Giufo Leo Torre Pinta 2

Torre Pinta: un mistero nascosto a due passi da Otranto

Capita spesso, in un territorio di tradizione mediterranea e di vocazione comunitaria come il Salento, che passaparola virtuosi consentano di scoprire o riscoprire luoghi unici nel loro genere, per fascino, storia, particolarità: luoghi al di fuori delle più famose e conosciute “cartoline dal Salento”, ma che forse proprio per questo meritano lo sforzo di essere promossi il più possibile. Il quotidiano online LecceSette, ad esempio, ha regalato ai lettori il piccolo ma bellissimo reportage fotografico su Torre Pinta di Giufo Leo, otrantino con una straordinaria passione per il colore e per la propria terra (ed un invidiabile talento per l’immagine).

Torre Pinta è un luogo nascosto, a due passi da Otranto, un ipogeo di origini incerte ma di sicuro fascino quasi gotico, celato nel sottosuolo dell’omonima torre e sconosciuto ai più.

Il sito è stato ri-scoperto nell’agosto del 1976 dall’architetto milanese Antonio Susini, il quale sostenne le numerose cellette esistenti ospitavano piccioni, allevati dai proprietari della vicina masseria: sebbene la posizione strategica del sito confermi la supposizione che si trattasse di colombi viaggiatori, al servizio del comando militare borbonico di presidio in Terra d’Otranto, il mancato ritrovamento di qualunque marcatore archeologico (monete, vasi, incisioni..) – un fatto davvero insolito – rende Torre Pinta un luogo ancora avvolto nel mistero.

Come ben spiegato anche sul sito del Comune di Otranto Torre Pinta rappresenta un esempio di torre colombaia edificata su un insediamento di epoca precedente, forse cristiano, come suggerisce la pianta a croce latina regolare. I tre bracci corti della croce sono orientati a Ovest, a Est e a Sud, mentre la buia galleria, lunga 33 metri, che corrisponde al braccio lungo della croce, è orientata verso Nord. Tutte le nicchie e l’ampio corridoio dal basso soffitto, presentano profonde incisioni provocate dalle unghie dei colombi. I loculi originari arrivano fino alla volta. Se ne aprono poi altri, più recenti. La torre vera e propria risale al Medioevo, ma ha subito successivi rifacimenti. Tale parte è sicuramente quella meno antica ed è caratterizzata da guglie orientali di ispirazione saracena, sulle quali, in passato, furono collocate le palle turche.

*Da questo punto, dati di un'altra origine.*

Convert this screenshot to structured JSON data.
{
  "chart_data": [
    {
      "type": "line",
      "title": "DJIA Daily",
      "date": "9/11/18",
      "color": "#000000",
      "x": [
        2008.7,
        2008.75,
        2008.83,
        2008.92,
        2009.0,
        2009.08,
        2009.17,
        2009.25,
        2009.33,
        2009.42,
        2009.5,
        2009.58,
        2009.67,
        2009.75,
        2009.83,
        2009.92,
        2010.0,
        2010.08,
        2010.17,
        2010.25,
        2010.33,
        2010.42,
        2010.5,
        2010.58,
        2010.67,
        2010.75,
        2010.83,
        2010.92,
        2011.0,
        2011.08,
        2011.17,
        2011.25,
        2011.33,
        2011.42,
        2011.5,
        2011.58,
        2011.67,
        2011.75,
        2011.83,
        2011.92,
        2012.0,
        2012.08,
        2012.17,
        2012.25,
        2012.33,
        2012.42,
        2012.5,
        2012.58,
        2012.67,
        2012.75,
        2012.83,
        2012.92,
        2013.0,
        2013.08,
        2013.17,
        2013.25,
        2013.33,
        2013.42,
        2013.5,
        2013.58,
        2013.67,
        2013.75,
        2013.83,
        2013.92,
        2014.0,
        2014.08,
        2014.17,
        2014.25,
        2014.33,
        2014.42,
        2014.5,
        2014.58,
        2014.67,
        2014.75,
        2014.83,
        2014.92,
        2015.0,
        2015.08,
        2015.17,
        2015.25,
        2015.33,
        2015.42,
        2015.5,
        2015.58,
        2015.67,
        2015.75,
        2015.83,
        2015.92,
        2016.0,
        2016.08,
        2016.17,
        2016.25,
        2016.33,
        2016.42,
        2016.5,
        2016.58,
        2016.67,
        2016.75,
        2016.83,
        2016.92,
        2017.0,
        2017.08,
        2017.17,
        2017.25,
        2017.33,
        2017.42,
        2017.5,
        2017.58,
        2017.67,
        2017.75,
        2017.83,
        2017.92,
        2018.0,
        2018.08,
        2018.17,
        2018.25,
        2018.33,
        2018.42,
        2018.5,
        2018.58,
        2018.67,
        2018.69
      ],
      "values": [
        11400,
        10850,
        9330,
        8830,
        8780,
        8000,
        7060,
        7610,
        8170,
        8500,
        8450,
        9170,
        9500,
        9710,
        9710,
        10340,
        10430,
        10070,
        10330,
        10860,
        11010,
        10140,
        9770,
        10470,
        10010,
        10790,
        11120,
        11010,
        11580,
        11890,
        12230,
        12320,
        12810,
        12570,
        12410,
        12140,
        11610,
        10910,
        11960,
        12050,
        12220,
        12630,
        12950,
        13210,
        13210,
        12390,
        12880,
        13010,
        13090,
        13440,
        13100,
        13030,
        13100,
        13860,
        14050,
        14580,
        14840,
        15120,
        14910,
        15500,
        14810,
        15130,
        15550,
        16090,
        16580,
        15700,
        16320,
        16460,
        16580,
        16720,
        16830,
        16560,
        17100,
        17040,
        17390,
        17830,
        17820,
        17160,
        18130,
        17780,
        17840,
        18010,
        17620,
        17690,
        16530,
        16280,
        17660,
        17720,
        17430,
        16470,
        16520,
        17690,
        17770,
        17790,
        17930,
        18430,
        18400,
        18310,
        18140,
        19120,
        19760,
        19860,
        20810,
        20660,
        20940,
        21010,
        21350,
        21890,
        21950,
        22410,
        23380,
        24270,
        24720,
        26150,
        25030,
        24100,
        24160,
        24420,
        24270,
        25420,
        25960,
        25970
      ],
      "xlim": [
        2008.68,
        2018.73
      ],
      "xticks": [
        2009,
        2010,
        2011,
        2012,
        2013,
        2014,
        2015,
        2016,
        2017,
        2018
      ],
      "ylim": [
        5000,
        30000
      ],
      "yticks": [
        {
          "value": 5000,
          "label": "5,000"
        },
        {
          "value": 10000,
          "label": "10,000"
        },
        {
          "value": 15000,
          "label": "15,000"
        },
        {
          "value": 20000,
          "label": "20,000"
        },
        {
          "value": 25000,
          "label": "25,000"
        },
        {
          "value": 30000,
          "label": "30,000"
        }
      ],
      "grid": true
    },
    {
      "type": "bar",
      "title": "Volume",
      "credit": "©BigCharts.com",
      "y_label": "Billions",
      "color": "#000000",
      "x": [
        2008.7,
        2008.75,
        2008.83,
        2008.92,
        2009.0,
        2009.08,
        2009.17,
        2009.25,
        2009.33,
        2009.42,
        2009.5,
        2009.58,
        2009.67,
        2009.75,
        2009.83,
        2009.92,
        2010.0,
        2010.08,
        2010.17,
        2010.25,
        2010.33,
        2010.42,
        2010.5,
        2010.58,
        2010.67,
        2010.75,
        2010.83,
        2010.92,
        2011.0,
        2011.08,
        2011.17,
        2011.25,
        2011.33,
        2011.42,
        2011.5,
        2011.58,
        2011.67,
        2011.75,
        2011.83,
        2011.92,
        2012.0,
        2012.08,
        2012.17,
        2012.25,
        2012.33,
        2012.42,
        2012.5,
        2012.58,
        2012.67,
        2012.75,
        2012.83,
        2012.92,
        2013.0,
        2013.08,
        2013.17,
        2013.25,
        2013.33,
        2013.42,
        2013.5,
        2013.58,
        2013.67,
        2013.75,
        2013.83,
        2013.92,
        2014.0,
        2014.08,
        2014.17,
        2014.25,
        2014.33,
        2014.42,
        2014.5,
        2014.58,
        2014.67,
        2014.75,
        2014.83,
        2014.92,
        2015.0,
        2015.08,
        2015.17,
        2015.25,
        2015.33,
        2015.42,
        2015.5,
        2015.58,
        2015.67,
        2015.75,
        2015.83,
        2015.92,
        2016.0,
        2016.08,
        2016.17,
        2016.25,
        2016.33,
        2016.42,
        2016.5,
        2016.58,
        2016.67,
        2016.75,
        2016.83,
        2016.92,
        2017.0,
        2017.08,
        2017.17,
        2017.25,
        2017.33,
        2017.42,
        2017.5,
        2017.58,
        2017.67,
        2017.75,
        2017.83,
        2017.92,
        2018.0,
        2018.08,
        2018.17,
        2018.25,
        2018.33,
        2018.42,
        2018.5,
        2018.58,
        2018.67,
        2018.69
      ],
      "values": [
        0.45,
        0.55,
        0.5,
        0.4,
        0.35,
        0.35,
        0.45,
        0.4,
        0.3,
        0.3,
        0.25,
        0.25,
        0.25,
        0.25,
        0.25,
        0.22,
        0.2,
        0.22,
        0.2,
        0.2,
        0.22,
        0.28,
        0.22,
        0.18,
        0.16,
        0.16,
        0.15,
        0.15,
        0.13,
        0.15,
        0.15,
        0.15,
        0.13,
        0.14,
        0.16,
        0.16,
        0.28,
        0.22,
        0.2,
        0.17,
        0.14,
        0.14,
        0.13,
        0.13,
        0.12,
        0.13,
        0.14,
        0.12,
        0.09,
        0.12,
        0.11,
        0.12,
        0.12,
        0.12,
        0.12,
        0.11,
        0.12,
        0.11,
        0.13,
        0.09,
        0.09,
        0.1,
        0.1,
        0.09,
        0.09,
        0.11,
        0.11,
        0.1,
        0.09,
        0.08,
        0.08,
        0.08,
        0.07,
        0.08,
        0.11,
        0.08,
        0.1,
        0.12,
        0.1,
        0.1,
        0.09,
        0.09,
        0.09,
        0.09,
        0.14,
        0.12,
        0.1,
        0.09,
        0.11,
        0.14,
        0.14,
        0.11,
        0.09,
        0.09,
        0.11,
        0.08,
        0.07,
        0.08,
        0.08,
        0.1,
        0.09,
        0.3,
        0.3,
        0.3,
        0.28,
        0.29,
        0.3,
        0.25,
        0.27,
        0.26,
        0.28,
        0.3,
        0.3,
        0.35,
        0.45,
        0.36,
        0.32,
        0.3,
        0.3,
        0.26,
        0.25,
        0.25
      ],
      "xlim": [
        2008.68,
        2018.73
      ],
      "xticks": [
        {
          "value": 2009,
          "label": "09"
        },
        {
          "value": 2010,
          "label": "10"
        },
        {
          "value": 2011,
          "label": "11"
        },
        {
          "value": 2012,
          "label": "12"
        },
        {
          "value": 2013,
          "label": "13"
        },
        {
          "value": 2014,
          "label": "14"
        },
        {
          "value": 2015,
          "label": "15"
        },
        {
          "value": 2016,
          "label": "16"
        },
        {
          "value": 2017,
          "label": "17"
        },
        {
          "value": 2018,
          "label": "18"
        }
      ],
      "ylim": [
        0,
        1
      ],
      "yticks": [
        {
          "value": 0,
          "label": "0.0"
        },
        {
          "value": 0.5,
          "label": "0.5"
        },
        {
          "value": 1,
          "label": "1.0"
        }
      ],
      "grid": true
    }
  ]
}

Osservando con attenzione è però possibile individuare alcuni indizi che richiamano direttamente alla cultura messapica: un forno utilizzato per la cremazione o per i sacrifici, centinaia di cavità adoperate come urne cinerarie e un sedile in pietra collocato lungo le pareti, utilizzato da questo popolo, secondo la loro usanza, per deporre i defunti seduti. L’origine messapica di tale struttura costituisce infatti oggi l’ipotesi più accreditata.

La torre è di proprietà privata, ma si può visitare mettendosi d’accordo con la proprietaria, che molto gentilmente è usa accompagnare i turisti che ne fanno richiesta.